To examine the reproductive endocrinology of a large pleuronectiform fish, barfin flounder, Verasper moseri, a promising candidate for aquaculture and resource enhancement in northern Japan due to its high commercial value, three gonadotropin-releasing hormones (GnRHs) in the brain was identified by isolation of their cDNAs. This species had three molecular forms of GnRH; salmon GnRH (sGnRH), chicken GnRH-II (cGnRH-II), and seabream GnRH (sbGnRH). Each GnRH cDNA encoded a signal peptide (SP), GnRH, and a GnRH-associated peptide (GAP), which was connected to GnRH by a Gly–Lys–Arg sequence.

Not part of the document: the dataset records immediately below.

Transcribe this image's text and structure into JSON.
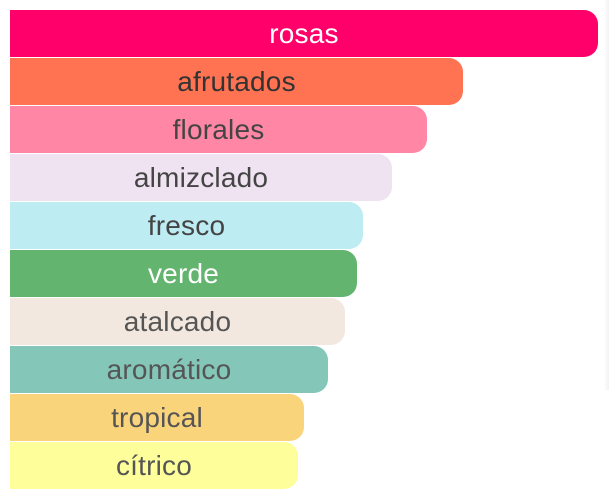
{
  "chart_data": {
    "type": "bar",
    "orientation": "horizontal",
    "categories": [
      "rosas",
      "afrutados",
      "florales",
      "almizclado",
      "fresco",
      "verde",
      "atalcado",
      "aromático",
      "tropical",
      "cítrico"
    ],
    "values": [
      100,
      77,
      71,
      65,
      60,
      59,
      57,
      54,
      50,
      49
    ],
    "colors": [
      "#ff006b",
      "#ff7352",
      "#ff87a5",
      "#efe3f2",
      "#bdecf2",
      "#63b46e",
      "#f3e8e0",
      "#84c6b8",
      "#fad47a",
      "#feff9a"
    ],
    "label_colors": [
      "#ffffff",
      "#333333",
      "#444444",
      "#444444",
      "#444444",
      "#ffffff",
      "#555555",
      "#555555",
      "#555555",
      "#555555"
    ],
    "xlim": [
      0,
      100
    ],
    "grid": false,
    "legend": "none"
  }
}
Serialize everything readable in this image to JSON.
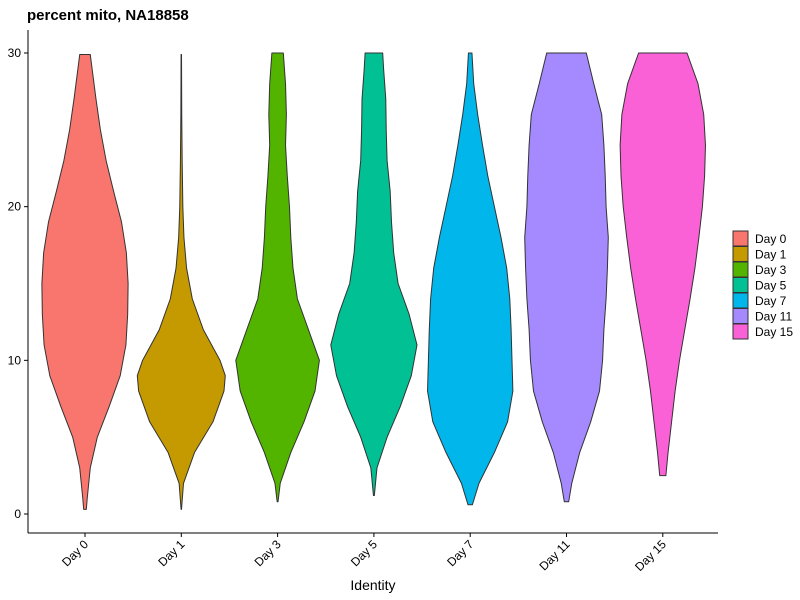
{
  "chart_data": {
    "type": "violin",
    "title": "percent mito, NA18858",
    "xlabel": "Identity",
    "ylabel": "",
    "ylim": [
      0,
      30
    ],
    "yticks": [
      0,
      10,
      20,
      30
    ],
    "categories": [
      "Day 0",
      "Day 1",
      "Day 3",
      "Day 5",
      "Day 7",
      "Day 11",
      "Day 15"
    ],
    "colors": [
      "#F8766D",
      "#C49A00",
      "#53B400",
      "#00C094",
      "#00B6EB",
      "#A58AFF",
      "#FB61D7"
    ],
    "legend_position": "right",
    "grid": false,
    "series": [
      {
        "category": "Day 0",
        "min": 0.3,
        "max": 29.9,
        "profile": [
          [
            0.3,
            0.03
          ],
          [
            1,
            0.05
          ],
          [
            3,
            0.12
          ],
          [
            5,
            0.28
          ],
          [
            7,
            0.55
          ],
          [
            9,
            0.8
          ],
          [
            11,
            0.93
          ],
          [
            13,
            0.97
          ],
          [
            15,
            0.98
          ],
          [
            17,
            0.94
          ],
          [
            19,
            0.83
          ],
          [
            21,
            0.65
          ],
          [
            23,
            0.48
          ],
          [
            25,
            0.35
          ],
          [
            27,
            0.25
          ],
          [
            29,
            0.16
          ],
          [
            29.9,
            0.12
          ]
        ]
      },
      {
        "category": "Day 1",
        "min": 0.3,
        "max": 29.9,
        "profile": [
          [
            0.3,
            0.005
          ],
          [
            2,
            0.05
          ],
          [
            4,
            0.3
          ],
          [
            6,
            0.72
          ],
          [
            8,
            0.97
          ],
          [
            9,
            1.0
          ],
          [
            10,
            0.88
          ],
          [
            12,
            0.5
          ],
          [
            14,
            0.25
          ],
          [
            16,
            0.12
          ],
          [
            18,
            0.06
          ],
          [
            20,
            0.035
          ],
          [
            23,
            0.02
          ],
          [
            26,
            0.01
          ],
          [
            29.9,
            0.005
          ]
        ]
      },
      {
        "category": "Day 3",
        "min": 0.8,
        "max": 30,
        "profile": [
          [
            0.8,
            0.01
          ],
          [
            2,
            0.06
          ],
          [
            4,
            0.3
          ],
          [
            6,
            0.6
          ],
          [
            8,
            0.85
          ],
          [
            10,
            0.95
          ],
          [
            12,
            0.7
          ],
          [
            14,
            0.45
          ],
          [
            16,
            0.35
          ],
          [
            18,
            0.3
          ],
          [
            20,
            0.27
          ],
          [
            22,
            0.22
          ],
          [
            24,
            0.18
          ],
          [
            26,
            0.2
          ],
          [
            28,
            0.18
          ],
          [
            30,
            0.13
          ]
        ]
      },
      {
        "category": "Day 5",
        "min": 1.2,
        "max": 30,
        "profile": [
          [
            1.2,
            0.01
          ],
          [
            3,
            0.07
          ],
          [
            5,
            0.3
          ],
          [
            7,
            0.6
          ],
          [
            9,
            0.85
          ],
          [
            11,
            0.98
          ],
          [
            13,
            0.8
          ],
          [
            15,
            0.55
          ],
          [
            17,
            0.45
          ],
          [
            19,
            0.4
          ],
          [
            21,
            0.37
          ],
          [
            23,
            0.3
          ],
          [
            25,
            0.28
          ],
          [
            27,
            0.27
          ],
          [
            29,
            0.22
          ],
          [
            30,
            0.2
          ]
        ]
      },
      {
        "category": "Day 7",
        "min": 0.6,
        "max": 30,
        "profile": [
          [
            0.6,
            0.05
          ],
          [
            2,
            0.2
          ],
          [
            4,
            0.55
          ],
          [
            6,
            0.85
          ],
          [
            8,
            0.97
          ],
          [
            10,
            0.95
          ],
          [
            12,
            0.93
          ],
          [
            14,
            0.9
          ],
          [
            16,
            0.83
          ],
          [
            18,
            0.7
          ],
          [
            20,
            0.55
          ],
          [
            22,
            0.4
          ],
          [
            24,
            0.28
          ],
          [
            26,
            0.17
          ],
          [
            28,
            0.08
          ],
          [
            30,
            0.04
          ]
        ]
      },
      {
        "category": "Day 11",
        "min": 0.8,
        "max": 30,
        "profile": [
          [
            0.8,
            0.05
          ],
          [
            2,
            0.12
          ],
          [
            4,
            0.3
          ],
          [
            6,
            0.55
          ],
          [
            8,
            0.75
          ],
          [
            10,
            0.82
          ],
          [
            12,
            0.85
          ],
          [
            14,
            0.9
          ],
          [
            16,
            0.93
          ],
          [
            18,
            0.95
          ],
          [
            20,
            0.9
          ],
          [
            22,
            0.88
          ],
          [
            24,
            0.85
          ],
          [
            26,
            0.8
          ],
          [
            28,
            0.62
          ],
          [
            30,
            0.45
          ]
        ]
      },
      {
        "category": "Day 15",
        "min": 2.5,
        "max": 30,
        "profile": [
          [
            2.5,
            0.07
          ],
          [
            4,
            0.12
          ],
          [
            6,
            0.2
          ],
          [
            8,
            0.28
          ],
          [
            10,
            0.38
          ],
          [
            12,
            0.5
          ],
          [
            14,
            0.62
          ],
          [
            16,
            0.73
          ],
          [
            18,
            0.82
          ],
          [
            20,
            0.9
          ],
          [
            22,
            0.95
          ],
          [
            24,
            0.97
          ],
          [
            26,
            0.93
          ],
          [
            28,
            0.8
          ],
          [
            30,
            0.55
          ]
        ]
      }
    ]
  }
}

The sGnRH cDNA encoded an SP composed of 23 amino acids and a GAP composed of 54 amino acids. The cGnRH-II cDNA encoded an SP of 23 amino acids and a GAP of 49 amino acids. The sbGnRH cDNA encoded an SP of 26 amino acids and a GAP of 57 amino acids. In situ hybridization showed that the genes for sGnRH, cGnRH-II, and sbGnRH are expressed in the ventromedial olfactory bulbs and the terminal nerve ganglion, the midbrain tegmentum, and the preoptic area, respectively. These results indicate that sbGnRH neurons in the preoptic area are involved in gonadotropin secretion in barfin flounder.